Nano Graphene-Reinforced Bio-nanocomposites Based on NR/PLA: The Morphological, Thermal and Rheological Perspective

Abstract

Bio-based graphene-reinforced thermoplastic elastomers (TPE) based on natural rubber (NR), and poly lactic acid (PLA) were successfully prepared via melt blending. The effect of graphene nanosheets (GNS) content and coupling agent were investigated on morphological, thermal and rheological properties of the PLA/NR/GNS bio-nanocomposites. More stable morphology of uniformly dispersed NR phase in the continuous PLA matrix with a relatively narrower diameter-size distribution was achieved in the presence of a compatibilizer. Moreover, transmission electron micrographs showed more improved dispersion of GNS with predominantly exfoliated morphology in the case of ENR-compatibilized PLA/NR/GNS bio-nanocomposites. Crystallization/melting studies revealed that, as the GNS content increased, the cold-crystallization peak, melting peak and glass-to-rubber transition temperature values shifted to higher temperatures and the crystallinities of blends slightly decreased (about 7%) which might be attributed to the reduction of polymeric segments mobility by the restricting effect of GNS. Dynamical mechanical investigation showed that the storage modulus (E′) increased about 25% by the introduction of GNS due to the inherent stiffness of GNS and the occurrence of compatibility in the PLA/NR blend in the presence of ENR. The presence of ENR shifted the $$ T_{g} $$ of the NR phase and the PLA matrix towards each other which is a characteristic of higher miscibility and compatibility.

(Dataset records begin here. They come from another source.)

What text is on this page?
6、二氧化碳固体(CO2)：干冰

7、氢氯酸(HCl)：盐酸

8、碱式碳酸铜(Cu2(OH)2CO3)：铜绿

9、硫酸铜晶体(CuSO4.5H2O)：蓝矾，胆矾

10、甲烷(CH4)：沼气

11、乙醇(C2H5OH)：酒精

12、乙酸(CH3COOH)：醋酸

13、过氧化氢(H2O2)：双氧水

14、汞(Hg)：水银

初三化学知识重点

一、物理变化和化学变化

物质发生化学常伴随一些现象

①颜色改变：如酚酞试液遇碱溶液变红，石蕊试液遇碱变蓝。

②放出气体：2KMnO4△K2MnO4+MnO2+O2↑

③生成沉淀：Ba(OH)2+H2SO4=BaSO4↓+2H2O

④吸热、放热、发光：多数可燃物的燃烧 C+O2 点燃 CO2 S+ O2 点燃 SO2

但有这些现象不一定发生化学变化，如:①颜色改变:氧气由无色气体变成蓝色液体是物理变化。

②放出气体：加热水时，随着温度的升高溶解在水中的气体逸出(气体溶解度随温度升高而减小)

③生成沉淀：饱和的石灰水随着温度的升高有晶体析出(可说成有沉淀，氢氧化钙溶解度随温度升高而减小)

The thermogravimetry (TGA) and derivative thermogravimetry (DTG) curves revealed higher thermal stability of the compatibilized-PLA/NR blends due to the enhanced interfacial adhesion and the homogenous dispersion of GNSs as direct effects of the presence of ENR. Rheological studies indicated that the formation of the effective GNS-polymer networks by the presence of ENR increased the storage modulus (G′) and complex viscosity (η*) value due to the effectiveness of the GNS in taking loads and restricted molecular motion, respectively.